Por Fernando Kallas
DALLAS, Texas, 13 de julho (Reuters) - A França pode ter um quarteto de ataque temível e poder de fogo suficiente para tirar o sono dos zagueiros, mas o plano da Espanha para a semifinal da Copa do Mundo é mais territorial: manter a posse de bola, ditar o ritmo e fazer com que o perigo venha do outro lado.
O ponta Álex Baena disse que a Espanha obviamente respeita uma das seleções mais potentes do torneio, liderada por uma linha ofensiva formada por Kylian Mbappé, Michael Olise, Ousmane Dembélé e Désiré Doué ou Bradley Barcola. Mas o espanhol insistiu que eles não passarão o confronto desta terça-feira simplesmente esperando a tempestade chegar.
“Os quatro atacantes estão fazendo um ótimo torneio e teremos que ficar de olho neles.

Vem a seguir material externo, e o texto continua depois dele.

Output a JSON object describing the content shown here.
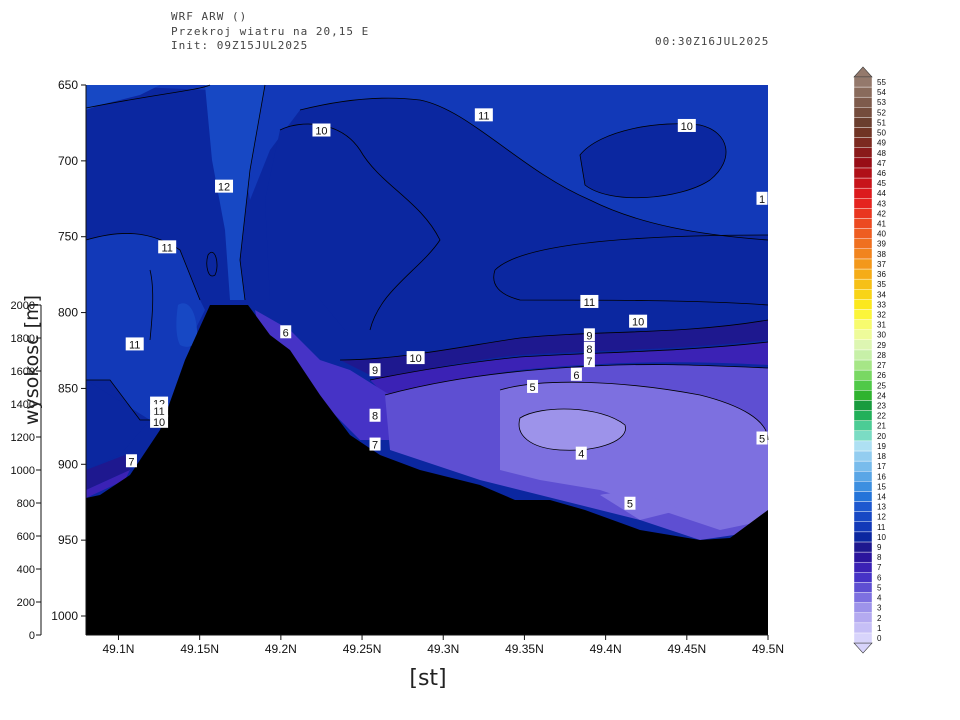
{
  "header": {
    "model": "WRF ARW ()",
    "title": "Przekroj wiatru na 20,15 E",
    "init": "Init: 09Z15JUL2025",
    "valid": "00:30Z16JUL2025"
  },
  "chart_data": {
    "type": "heatmap",
    "title": "Przekroj wiatru na 20,15 E",
    "xlabel": "[st]",
    "ylabel": "wysokosc [m]",
    "x_ticks": [
      "49.1N",
      "49.15N",
      "49.2N",
      "49.25N",
      "49.3N",
      "49.35N",
      "49.4N",
      "49.45N",
      "49.5N"
    ],
    "x_values": [
      49.1,
      49.15,
      49.2,
      49.25,
      49.3,
      49.35,
      49.4,
      49.45,
      49.5
    ],
    "xlim": [
      49.08,
      49.5
    ],
    "pressure_ticks": [
      650,
      700,
      750,
      800,
      850,
      900,
      950,
      1000
    ],
    "ylim_pressure": [
      650,
      1013
    ],
    "height_ticks": [
      0,
      200,
      400,
      600,
      800,
      1000,
      1200,
      1400,
      1600,
      1800,
      2000
    ],
    "colorbar_levels": [
      0,
      1,
      2,
      3,
      4,
      5,
      6,
      7,
      8,
      9,
      10,
      11,
      12,
      13,
      14,
      15,
      16,
      17,
      18,
      19,
      20,
      21,
      22,
      23,
      24,
      25,
      26,
      27,
      28,
      29,
      30,
      31,
      32,
      33,
      34,
      35,
      36,
      37,
      38,
      39,
      40,
      41,
      42,
      43,
      44,
      45,
      46,
      47,
      48,
      49,
      50,
      51,
      52,
      53,
      54,
      55
    ],
    "colorbar_colors": [
      "#d8d4fb",
      "#c6bff6",
      "#b4aaf0",
      "#9d93ea",
      "#7d70e0",
      "#5e4fd2",
      "#4633c6",
      "#3b22b5",
      "#2b159d",
      "#1e188f",
      "#0b27a0",
      "#1239b8",
      "#1748c4",
      "#1d58cf",
      "#2474d9",
      "#3d8fe0",
      "#5aa6e6",
      "#79bcec",
      "#93cdf0",
      "#aee0f3",
      "#7bdcc4",
      "#4ccc95",
      "#22b05a",
      "#189b3e",
      "#2fb32f",
      "#4fc948",
      "#79d863",
      "#a6e687",
      "#c7f0a8",
      "#ddf6b2",
      "#eefb9a",
      "#f7fb6e",
      "#fbf53b",
      "#fbe81e",
      "#f8d418",
      "#f6c017",
      "#f5ac18",
      "#f3981b",
      "#f1841e",
      "#ef7020",
      "#ee5d21",
      "#ec4a21",
      "#e93620",
      "#e5241f",
      "#dc1a1d",
      "#c8141a",
      "#b01018",
      "#980d16",
      "#8a1a1a",
      "#7c2a20",
      "#703424",
      "#6a3e2e",
      "#744c3c",
      "#7e5b4c",
      "#896b5c",
      "#94796c"
    ],
    "contour_labels": [
      {
        "value": 11,
        "lat": 49.325,
        "p": 670
      },
      {
        "value": 10,
        "lat": 49.225,
        "p": 680
      },
      {
        "value": 10,
        "lat": 49.45,
        "p": 677
      },
      {
        "value": 1,
        "lat": 49.5,
        "p": 725
      },
      {
        "value": 12,
        "lat": 49.165,
        "p": 717
      },
      {
        "value": 11,
        "lat": 49.13,
        "p": 757
      },
      {
        "value": 11,
        "lat": 49.11,
        "p": 821
      },
      {
        "value": 11,
        "lat": 49.39,
        "p": 793
      },
      {
        "value": 10,
        "lat": 49.42,
        "p": 806
      },
      {
        "value": 9,
        "lat": 49.39,
        "p": 815
      },
      {
        "value": 8,
        "lat": 49.39,
        "p": 824
      },
      {
        "value": 7,
        "lat": 49.39,
        "p": 832
      },
      {
        "value": 6,
        "lat": 49.382,
        "p": 841
      },
      {
        "value": 10,
        "lat": 49.283,
        "p": 830
      },
      {
        "value": 9,
        "lat": 49.258,
        "p": 838
      },
      {
        "value": 8,
        "lat": 49.258,
        "p": 868
      },
      {
        "value": 7,
        "lat": 49.258,
        "p": 887
      },
      {
        "value": 6,
        "lat": 49.203,
        "p": 813
      },
      {
        "value": 5,
        "lat": 49.355,
        "p": 849
      },
      {
        "value": 4,
        "lat": 49.385,
        "p": 893
      },
      {
        "value": 5,
        "lat": 49.5,
        "p": 883
      },
      {
        "value": 5,
        "lat": 49.415,
        "p": 926
      },
      {
        "value": 12,
        "lat": 49.125,
        "p": 860
      },
      {
        "value": 11,
        "lat": 49.125,
        "p": 865
      },
      {
        "value": 10,
        "lat": 49.125,
        "p": 872
      },
      {
        "value": 7,
        "lat": 49.108,
        "p": 898
      }
    ]
  }
}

Mas vamos tentar fazer com que eles fiquem nos olhando mais do que nós a eles”, disse Baena aos repórteres nesta segunda-feira.

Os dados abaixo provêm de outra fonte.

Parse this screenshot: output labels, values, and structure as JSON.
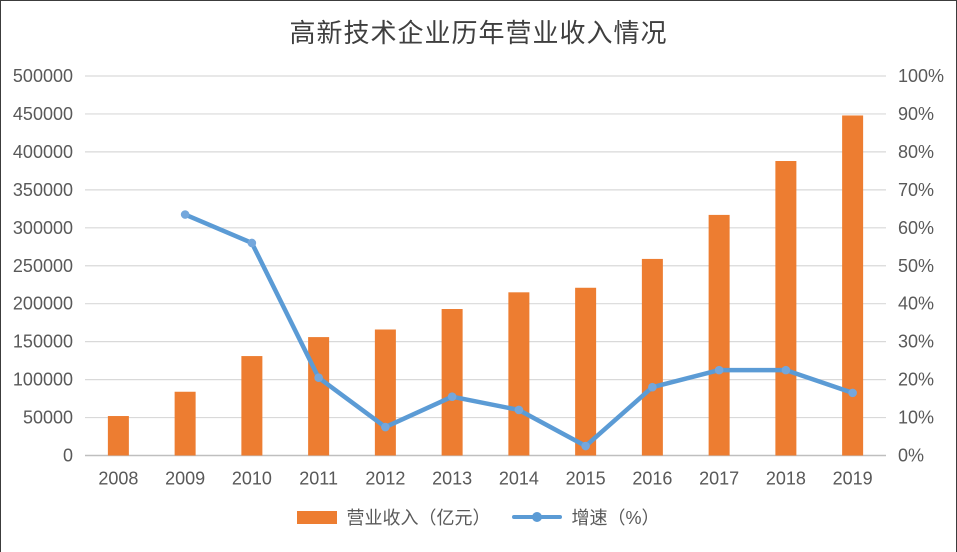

“Nosso ponto forte é ter a bola, manter muita posse para atacar e garantir que eles nos ataquem o mínimo possível. Espero que amanhã (terça-feira) seja assim também.”
Essa frase resumiu perfeitamente a abordagem da Espanha nas vitórias pelas semifinais da Eurocopa e da Liga das Nações contra a equipe de Didier Deschamps.
Baena afirmou que a posse de bola seria novamente a principal forma de defesa da Espanha e seu caminho mais claro para ter controle, mas alertou que a história não faria nenhum desarme por eles.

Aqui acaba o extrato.